Ook de Sperwer komt regelmatig langs om zijn prooi te slaan. Hier droogt hij zijn veren pak na een flinke regenbui zodat hij weer snel en wendbaar is voor de jacht. We hebben een aantal takken rond de voerplek geplaatst zodat de foeragerende vogels beschermd zijn op het moment dat ze de silo bezoeken.

Verder hebben we ook met de beplanting op ons terrein rekening gehouden met de vogels. Zo hebben we besdragende planten zoals Hulst en Vlier aangeplant, laten we maretakken zitten die van belang zijn voor het overleven van de Grote Lijster in de strenge winter. Zijn er botanische rozen aangeplant zoals Rosa canina en Rosa rugosa die decoratieve bottels produceren waar vooral Groenling van kan profiteren. En zijn er volwassen eiken, elzen en hazelaars en een enkel spar te vinden op het terrein.

Ook laten we vaste planten in de winter staan en ruimen we gevallen blad pas in de lente zodat Roodborst, Merel en Heggenmus nog insecten kunnen vinden. De steenhopen op ons terrein bieden een goede beschutting voor insecten, we zien daar het winterkoninkje regelmatig in verdwijnen op jacht naar voedsel.

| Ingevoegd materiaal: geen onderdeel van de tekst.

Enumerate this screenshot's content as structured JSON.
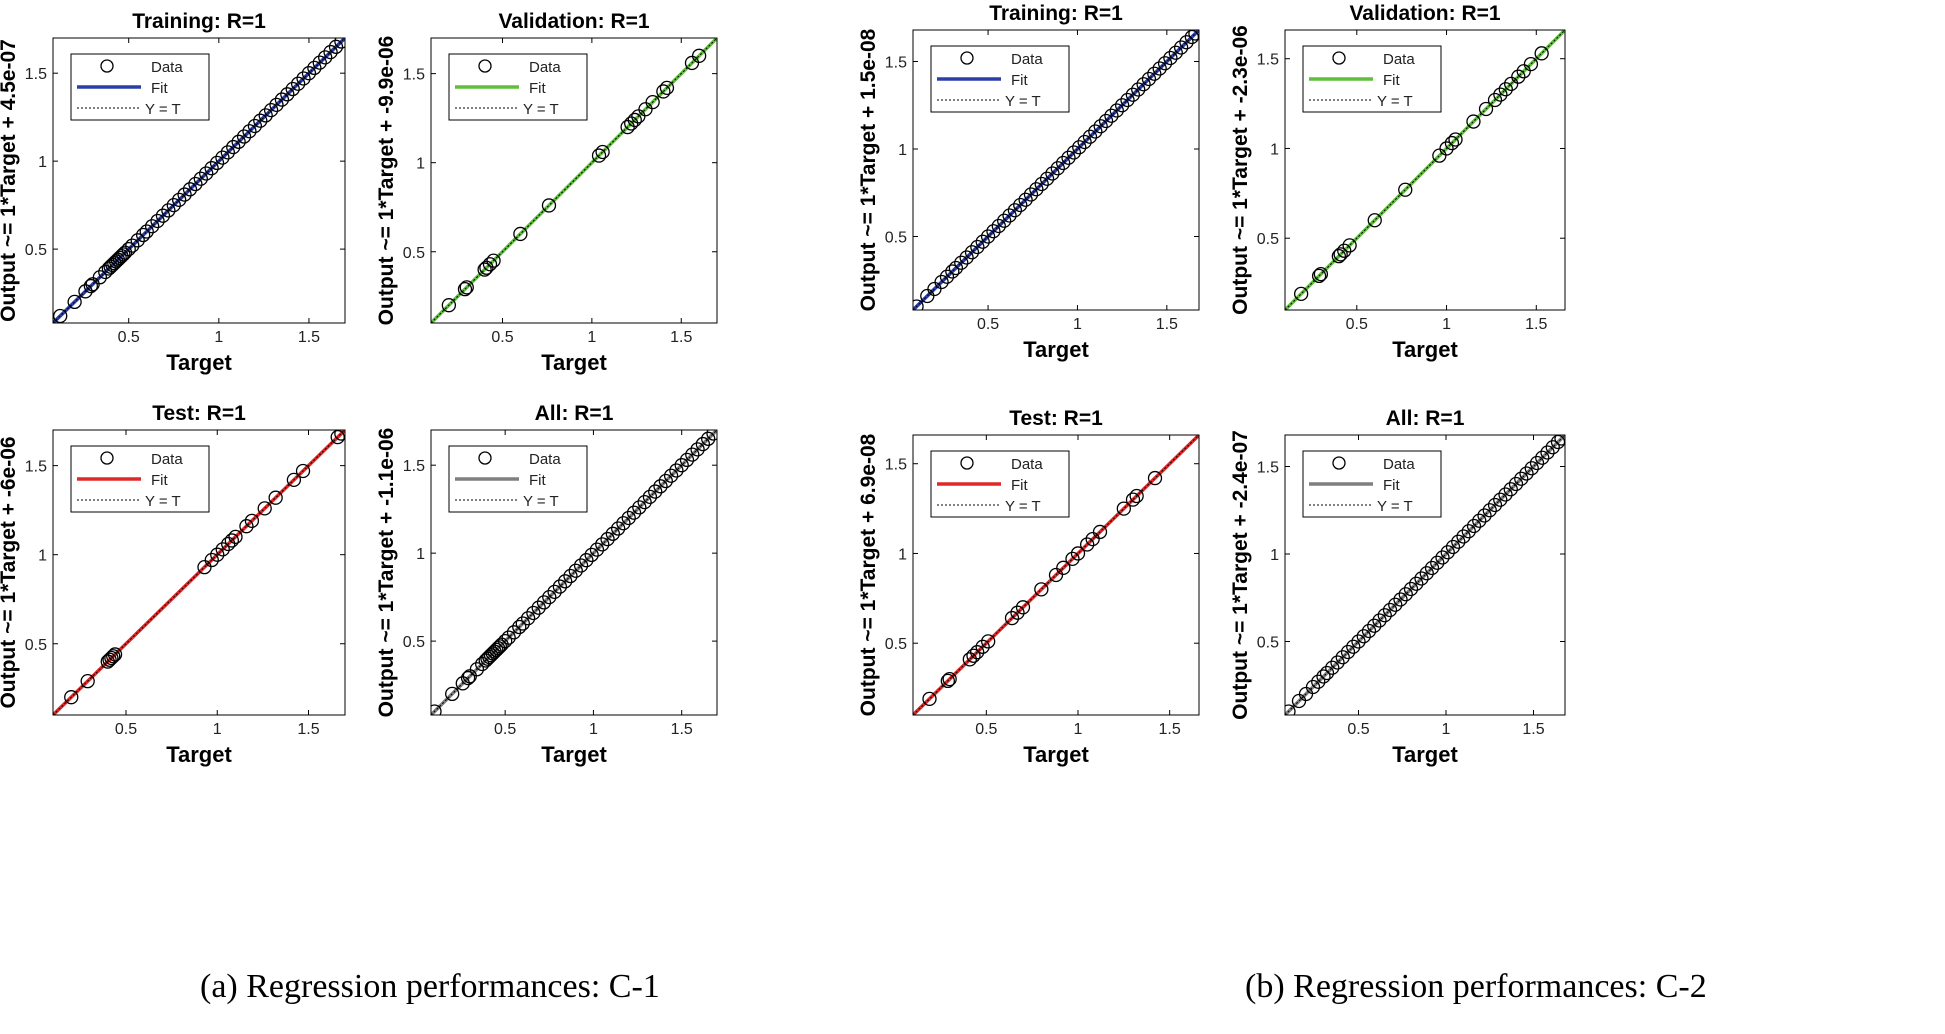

Citroenmelisse die na de bloei zaden vormt blijkt erg in trek bij de Goudvinken die daar ieder jaar van komen snoepen en de Putters worden aangetrokken door de zaden in de uitgebloeide Distel- en Zonnebloemen.
We gaan door met voederen tot de lente echt van start gaat met de hoop om op het laatst ook nog een bezoeker met een grote bek te mogen begroeten.
Een grote bek zo sterk dat er kersenpitten mee kunnen worden gekraakt. Dat trucje kan alleen de Appelvink.